Dua jenis obat andalan payah jantung yang bermanfaat dalam menurunkan mortalitas dan perawatan ulang adalah penghambat beta dan penghambat ensim konversi angiotensin (EKA). Selama ini petunjuk yang ada merekomendasikan agar penghambat EKA dipergunakan lebih dulu baru kemudian penghambat beta. Namun, sikap menomorduakan penghambat beta ini dipertanyakan para peneliti CIBIS III. Mereka ini beranggapan bahwa terapi payah jantung yang diawali dengan penghambat beta dapat ditoleransi, aman dan bahkan berpotensi lebih baik.
"Pada payah jantung, sistem adrenergik lah yang pertamakali teraktivasi dan kemudian memicu sistem renin angiotensin", ungkap Ronnie Willenheimer dan kawan-kawan menjelaskan alasan mereka untuk menomorsatukan penghambat beta pada terapi payah jantung. Mereka kemudian merujuk pada dua penelitian sebelumnya yang membuktikan bahwa terapi payah jantung yang diawali dengan penghambat beta aman dan bermanfaat.
Untuk lebih membuktikan kebenaran hipotesa mereka, Willenheimer dkk melakukan studi yang melibatkan 1.010 penderita payah jantung dengan fraksi ejeksi < 35% dan berusia rata-rata 72 tahun. Studi yang dilakukan di 128 rumah sakit pada 18 negara eropa plus australia dan tunisia ini berjalan dalam rentang waktu antara 1 dan 2,5 tahun.
Seluruh subyek dibagi dua kelompok. Pada fase monoterapi yang berlangsung dalam 6 bulan, kelompok pertama mendapat terapi awal bisoprolol dan kelompok dua mendapat terapi enalapril. Kedua obat tersebut dititrasi hingga mencapai dosis 10 mg baik pada bisoprolol maupun enalapril. Setelah itu kedua kelompok mendapat terapi kombinasi.

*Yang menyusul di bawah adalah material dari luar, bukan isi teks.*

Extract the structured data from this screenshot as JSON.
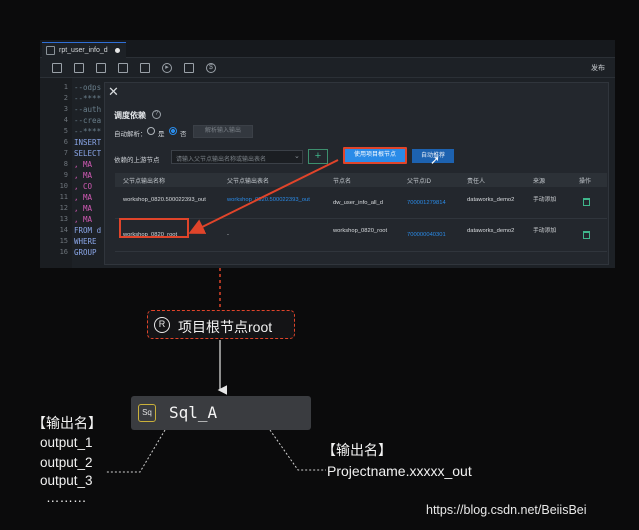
{
  "ide": {
    "tab_label": "rpt_user_info_d",
    "publish_label": "发布",
    "line_numbers": [
      "1",
      "2",
      "3",
      "4",
      "5",
      "6",
      "7",
      "8",
      "9",
      "10",
      "11",
      "12",
      "13",
      "14",
      "15",
      "16"
    ],
    "visible_line_numbers": [
      "14",
      "15",
      "16"
    ],
    "code": {
      "l1": "--odps",
      "l2": "--****",
      "l3": "--auth",
      "l4": "--crea",
      "l5": "--****",
      "l6": "INSERT",
      "l7": "SELECT",
      "l8": ", MA",
      "l9": ", MA",
      "l10": ", CO",
      "l11": ", MA",
      "l12": ", MA",
      "l13": ", MA",
      "l14": "FROM d",
      "l15": "WHERE",
      "l16": "GROUP"
    }
  },
  "dialog": {
    "title": "调度依赖",
    "auto_parse_label": "自动解析：",
    "radio_yes": "是",
    "radio_no": "否",
    "parse_button": "解析输入输出",
    "upstream_label": "依赖的上游节点",
    "upstream_placeholder": "请输入父节点输出名称或输出表名",
    "add_button": "+",
    "use_root_button": "使用项目根节点",
    "auto_recommend_button": "自动推荐",
    "columns": [
      "父节点输出名称",
      "父节点输出表名",
      "节点名",
      "父节点ID",
      "责任人",
      "来源",
      "操作"
    ],
    "rows": [
      {
        "output_name": "workshop_0820.500022393_out",
        "table_name": "workshop_0820.500022393_out",
        "node_name": "dw_user_info_all_d",
        "node_id": "700001279814",
        "owner": "dataworks_demo2",
        "source": "手动添加"
      },
      {
        "output_name": "workshop_0820_root",
        "table_name": "-",
        "node_name": "workshop_0820_root",
        "node_id": "700000040301",
        "owner": "dataworks_demo2",
        "source": "手动添加"
      }
    ]
  },
  "diagram": {
    "root_icon": "R",
    "root_label": "项目根节点root",
    "sql_icon": "Sq",
    "sql_label": "Sql_A",
    "output_title": "【输出名】",
    "outputs": [
      "output_1",
      "output_2",
      "output_3",
      "………"
    ],
    "project_output_title": "【输出名】",
    "project_output": "Projectname.xxxxx_out"
  },
  "watermark": "https://blog.csdn.net/BeiisBei",
  "colors": {
    "accent_blue": "#2a8be8",
    "highlight_red": "#e0442a",
    "green": "#3fb68b"
  }
}
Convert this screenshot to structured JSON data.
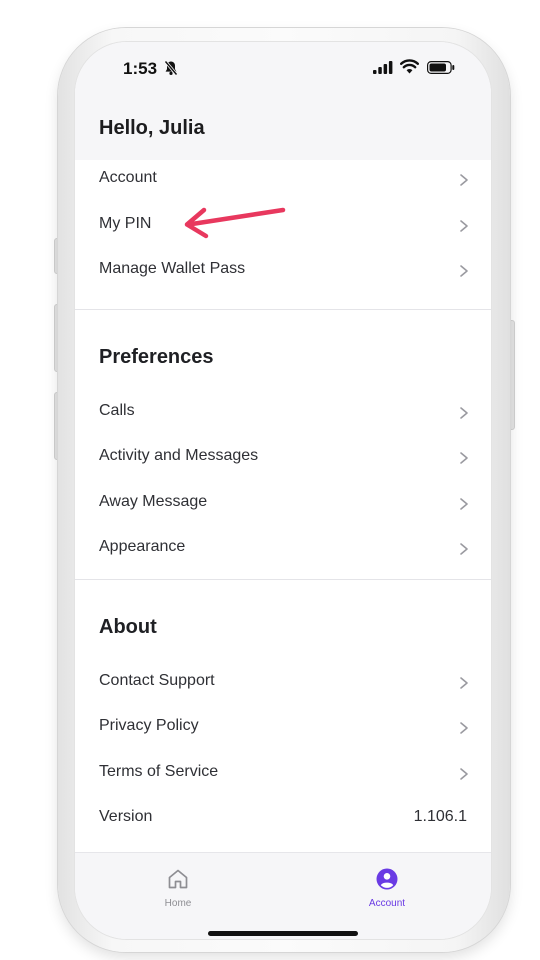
{
  "status": {
    "time": "1:53"
  },
  "greeting": "Hello, Julia",
  "account_items": [
    {
      "label": "Account"
    },
    {
      "label": "My PIN"
    },
    {
      "label": "Manage Wallet Pass"
    }
  ],
  "preferences": {
    "title": "Preferences",
    "items": [
      {
        "label": "Calls"
      },
      {
        "label": "Activity and Messages"
      },
      {
        "label": "Away Message"
      },
      {
        "label": "Appearance"
      }
    ]
  },
  "about": {
    "title": "About",
    "items": [
      {
        "label": "Contact Support"
      },
      {
        "label": "Privacy Policy"
      },
      {
        "label": "Terms of Service"
      }
    ],
    "version_label": "Version",
    "version_value": "1.106.1"
  },
  "tabbar": {
    "home_label": "Home",
    "account_label": "Account"
  },
  "colors": {
    "accent": "#6a3be4",
    "annotation_arrow": "#e8385e",
    "inactive_tab": "#8e8e93"
  },
  "icons": [
    "bell-slash-icon",
    "signal-icon",
    "wifi-icon",
    "battery-icon",
    "chevron-right-icon",
    "home-icon",
    "account-circle-icon"
  ]
}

Titik akhir primer studi ini adalah kejadian pertama kali mortalitas akibat penyebab apapun atau perawatan ulang lantaran penyebab apasaja.
Terbukti bahwa terapi awal bisoprolol tidak lebih inferior dibanding terapi awal dengan enalapril dalam hal titik akhir tersebut", tandas Willenheimer dkk.
Namun, apakah dengan demikian hasil studi ini dapat diterapkan langsung?
"Nanti dulu, kita harus lebih cermat dalam menilai keadaan pasien sebelum memberikan penghambat beta sebagai terapi awal payah jantung", tutur James C Fang dari divisi kardiovaskular, Brigham and Women’s Hospital, Boston dalam kolom editorialnya.
Fang tak keberatan bila penghambat beta diberikan pada pasien payah jantung yang terkompensasi. Namun, pemberian ini menurutnya harus diawasi ketat karena penghambat beta tidak dapat menyelamatkan gangguan hemodinamik bila terjadi dekompensasi akut. Adapun pada payah jantung yang perlu perawatan, ia lebih cenderung untuk memberikan penghambat sebagai terapi awal.
"Namun, penting untuk diingat bahwa manfaat terbesar pada pasien adalah mereka mendapat kedua jenis terapi tersebut", ungkap Fang menutup editorialnya.